The man lowered his chair slowly, a look of blank amazement, changing gradually to gloom, coming over his face.
“Christ Almighty! Captain!” he muttered finally. “So it’s you that’s come to arrest me!”
“It is not!” cried Stacey angrily, “and you ought to know it isn’t!”
The man shook his red hair back from his forehead and stood there, gazing at Stacey.
“Sit down, can’t you?” said Stacey sharply. “You take up too damned much room that way.”
A faint smile curved the giant’s mouth and wrinkled the corners of his eyes. He sat down carefully, the chair creaking beneath him.
Stacey reflected, staring at him thoughtfully. “Monahan,” he began at last, “I found your name on a list of men I was to go out and get for that Sunday night row. What’s the meaning of that?”
The Irishman’s face flamed. “I didn’t have a thing to do with it!” he burst out.

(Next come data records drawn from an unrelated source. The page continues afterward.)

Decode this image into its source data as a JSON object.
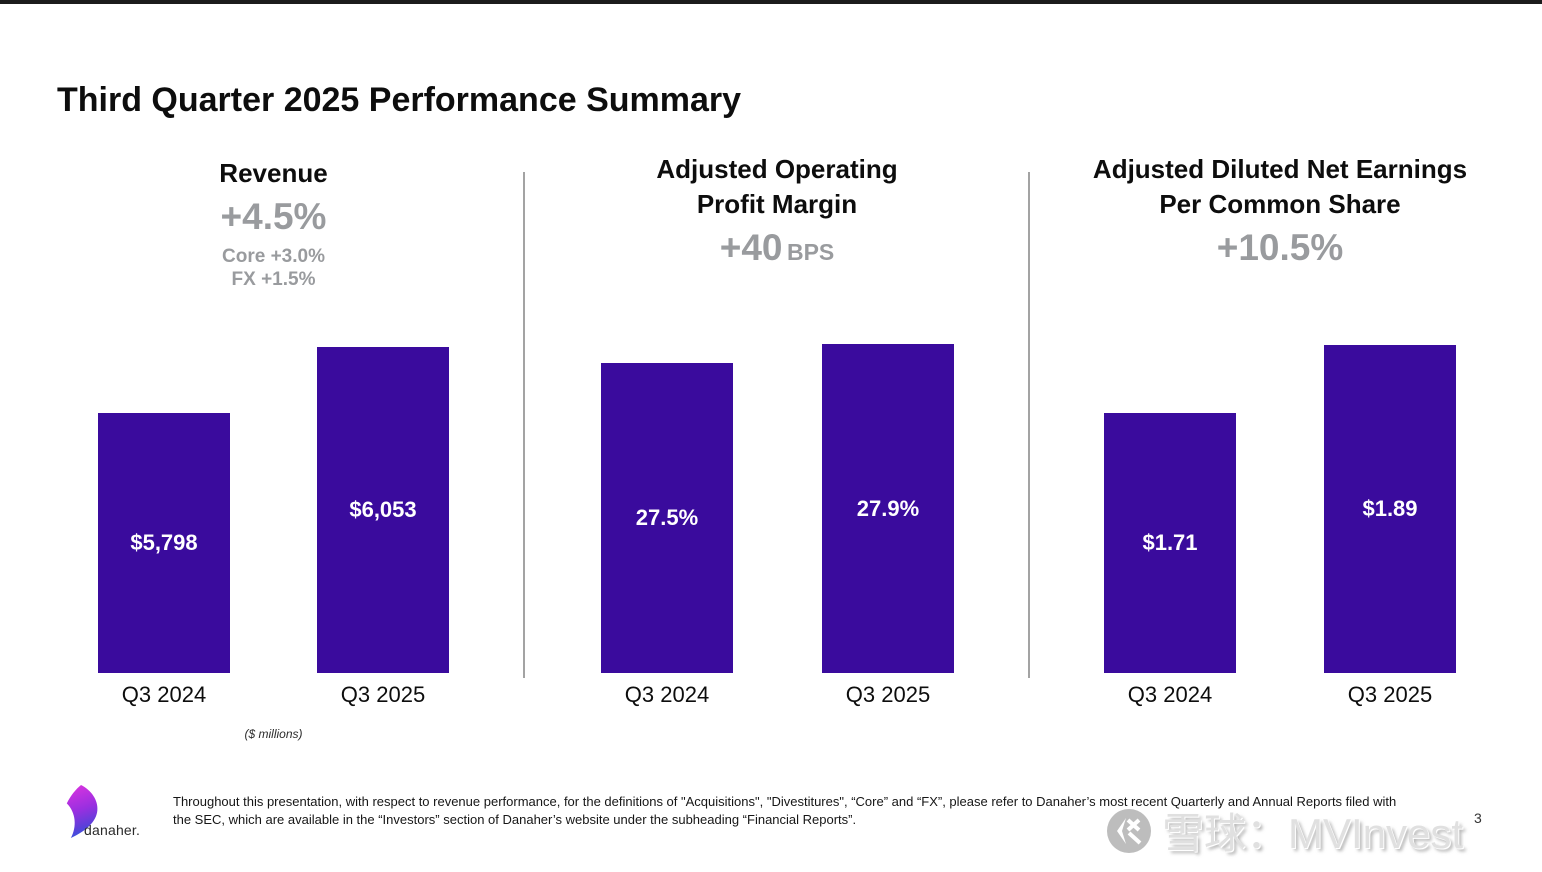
{
  "page": {
    "title": "Third Quarter 2025 Performance Summary",
    "page_number": "3"
  },
  "chart_data": [
    {
      "type": "bar",
      "title_lines": [
        "Revenue"
      ],
      "change_label": "+4.5%",
      "change_suffix": "",
      "sub_labels": [
        "Core +3.0%",
        "FX +1.5%"
      ],
      "categories": [
        "Q3 2024",
        "Q3 2025"
      ],
      "values": [
        5798,
        6053
      ],
      "value_labels": [
        "$5,798",
        "$6,053"
      ],
      "unit_note": "($ millions)",
      "ylim": [
        4800,
        6053
      ],
      "legend": "none",
      "grid": false
    },
    {
      "type": "bar",
      "title_lines": [
        "Adjusted Operating",
        "Profit Margin"
      ],
      "change_label": "+40",
      "change_suffix": "BPS",
      "sub_labels": [],
      "categories": [
        "Q3 2024",
        "Q3 2025"
      ],
      "values": [
        27.5,
        27.9
      ],
      "value_labels": [
        "27.5%",
        "27.9%"
      ],
      "unit_note": "",
      "ylim": [
        21,
        27.9
      ],
      "legend": "none",
      "grid": false
    },
    {
      "type": "bar",
      "title_lines": [
        "Adjusted Diluted Net Earnings",
        "Per Common Share"
      ],
      "change_label": "+10.5%",
      "change_suffix": "",
      "sub_labels": [],
      "categories": [
        "Q3 2024",
        "Q3 2025"
      ],
      "values": [
        1.71,
        1.89
      ],
      "value_labels": [
        "$1.71",
        "$1.89"
      ],
      "unit_note": "",
      "ylim": [
        1.02,
        1.89
      ],
      "legend": "none",
      "grid": false
    }
  ],
  "footer": {
    "logo_text": "danaher.",
    "disclaimer_line1": "Throughout this presentation, with respect to revenue performance, for the definitions of \"Acquisitions\", \"Divestitures\", “Core” and “FX”, please refer to Danaher’s most recent Quarterly and Annual Reports filed with",
    "disclaimer_line2": "the SEC, which are available in the “Investors” section of Danaher’s website under the subheading “Financial Reports”."
  },
  "watermark": {
    "text": "雪球：MVInvest"
  },
  "colors": {
    "bar": "#3a0b9d",
    "accent_gray": "#999b9e",
    "divider": "#a3a3a3"
  }
}
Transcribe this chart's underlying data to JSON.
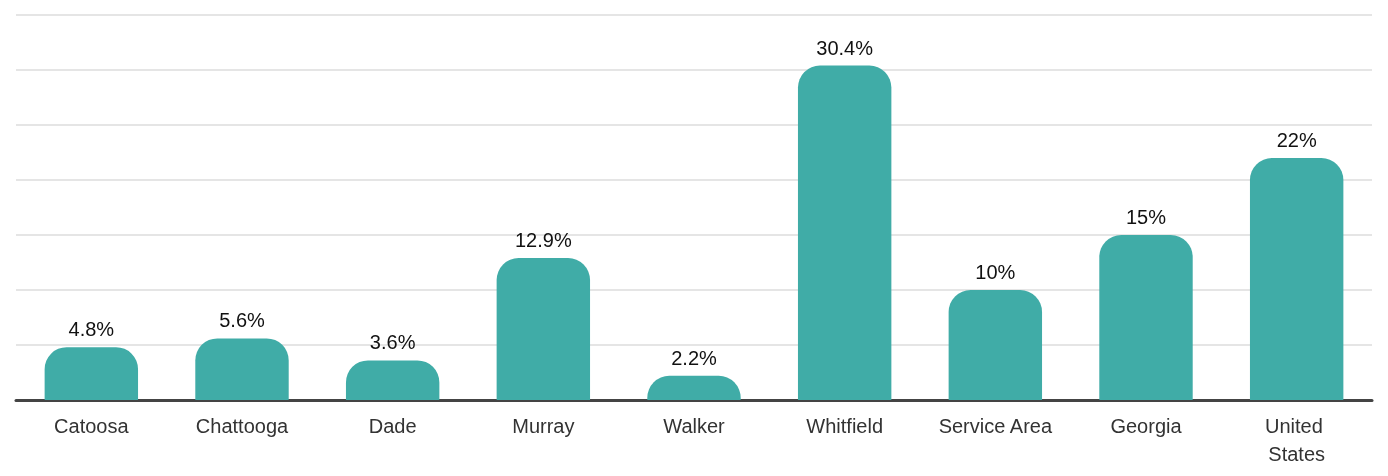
{
  "chart_data": {
    "type": "bar",
    "categories": [
      "Catoosa",
      "Chattooga",
      "Dade",
      "Murray",
      "Walker",
      "Whitfield",
      "Service Area",
      "Georgia",
      "United States"
    ],
    "values": [
      4.8,
      5.6,
      3.6,
      12.9,
      2.2,
      30.4,
      10,
      15,
      22
    ],
    "value_labels": [
      "4.8%",
      "5.6%",
      "3.6%",
      "12.9%",
      "2.2%",
      "30.4%",
      "10%",
      "15%",
      "22%"
    ],
    "color": "#40aca7",
    "ylim": [
      0,
      35
    ],
    "yticks": [
      0,
      5,
      10,
      15,
      20,
      25,
      30,
      35
    ],
    "grid": "y",
    "tick_labels": "x"
  }
}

“Oh, hell! I know you didn’t!” said Stacey impatiently. “You were,” he continued slowly, “the most unmanageable man in my battalion (and the one I cared most for,” he added to himself). “You were quarrelsome, you had fits of sullenness, you made me trouble on an average about seven days a week, and you broke every rule it was possible to break, but you wouldn’t any more have been part of a mob to pick on a man than you’d have turned tail and run in an attack. Now what is this charge about?”
A slow smile had spread over Monahan’s vast face. “That’s a hell of a fine character you’ve given me, Captain dear!” he observed.